38 yıl sonra aynı koğuşta

Düzenleyen:
38 yıl sonra  aynı koğuşta

GÜNDEM Haberleri

İHA ekibi 12 Eylül’de Ülkü Ocakları yöneticisi olarak tutuklanan ve aylarca işkence gören Mahir Damatlar ile Ulucanlar Cezaevi Müzesinde bir araya geldi.

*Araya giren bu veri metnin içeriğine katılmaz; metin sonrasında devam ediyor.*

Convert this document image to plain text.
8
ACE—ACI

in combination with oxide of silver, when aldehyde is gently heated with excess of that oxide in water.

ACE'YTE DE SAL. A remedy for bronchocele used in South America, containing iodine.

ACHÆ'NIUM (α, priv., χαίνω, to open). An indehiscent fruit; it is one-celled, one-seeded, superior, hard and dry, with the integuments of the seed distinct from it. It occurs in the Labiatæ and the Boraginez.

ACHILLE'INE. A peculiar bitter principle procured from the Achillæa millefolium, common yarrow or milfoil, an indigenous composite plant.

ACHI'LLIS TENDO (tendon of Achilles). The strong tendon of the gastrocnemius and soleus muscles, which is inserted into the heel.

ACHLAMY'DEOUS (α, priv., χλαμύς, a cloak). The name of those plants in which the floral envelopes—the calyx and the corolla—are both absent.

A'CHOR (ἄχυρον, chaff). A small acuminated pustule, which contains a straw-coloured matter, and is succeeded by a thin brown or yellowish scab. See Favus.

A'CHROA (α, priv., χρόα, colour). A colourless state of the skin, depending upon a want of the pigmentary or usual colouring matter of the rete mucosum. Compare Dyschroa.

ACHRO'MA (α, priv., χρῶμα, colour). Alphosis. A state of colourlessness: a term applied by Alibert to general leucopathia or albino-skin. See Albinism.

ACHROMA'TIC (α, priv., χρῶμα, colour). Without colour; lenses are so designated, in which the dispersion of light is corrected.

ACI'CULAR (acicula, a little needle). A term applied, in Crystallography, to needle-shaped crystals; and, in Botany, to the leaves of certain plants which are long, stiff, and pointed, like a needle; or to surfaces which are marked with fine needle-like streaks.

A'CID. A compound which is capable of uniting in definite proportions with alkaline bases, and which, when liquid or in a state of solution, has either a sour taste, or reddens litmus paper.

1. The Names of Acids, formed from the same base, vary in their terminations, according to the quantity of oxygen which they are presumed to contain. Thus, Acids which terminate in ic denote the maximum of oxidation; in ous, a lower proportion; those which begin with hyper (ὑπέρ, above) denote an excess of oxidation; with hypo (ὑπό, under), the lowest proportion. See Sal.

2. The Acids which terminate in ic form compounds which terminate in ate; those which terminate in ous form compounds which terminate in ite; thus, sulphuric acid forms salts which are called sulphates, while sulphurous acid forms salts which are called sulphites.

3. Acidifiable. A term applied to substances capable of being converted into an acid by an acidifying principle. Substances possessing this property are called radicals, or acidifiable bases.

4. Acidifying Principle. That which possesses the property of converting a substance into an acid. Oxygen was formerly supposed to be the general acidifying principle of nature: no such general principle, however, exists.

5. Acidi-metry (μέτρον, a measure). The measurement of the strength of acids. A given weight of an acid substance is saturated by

Türk tarihine idam, kötü muamele ve insan hakları ihlalleriyle kazınan 12 Eylül 1980 askeri darbesinin üzerinden 38 yıl geçti. O kara günleri bizzat yaşayan önemli isimler İhlas Haber Ajansına (İHA) darbe sürecinde yaşadıklarını aktardı, anılarını paylaştı. İHA ekibi ilk olarak 12 Eylül’de Ülkü Ocakları yöneticisi olarak tutuklanan ve aylarca işkence gören Mahir Damatlar ile Ulucanlar Cezaevi Müzesinde bir araya geldi. Mahir Damatlar yattığı koğuşu İHA ekibiyle gezerken dostu Muhittin Çolak ile karşılaşmanın şaşkınlığını yaşadı.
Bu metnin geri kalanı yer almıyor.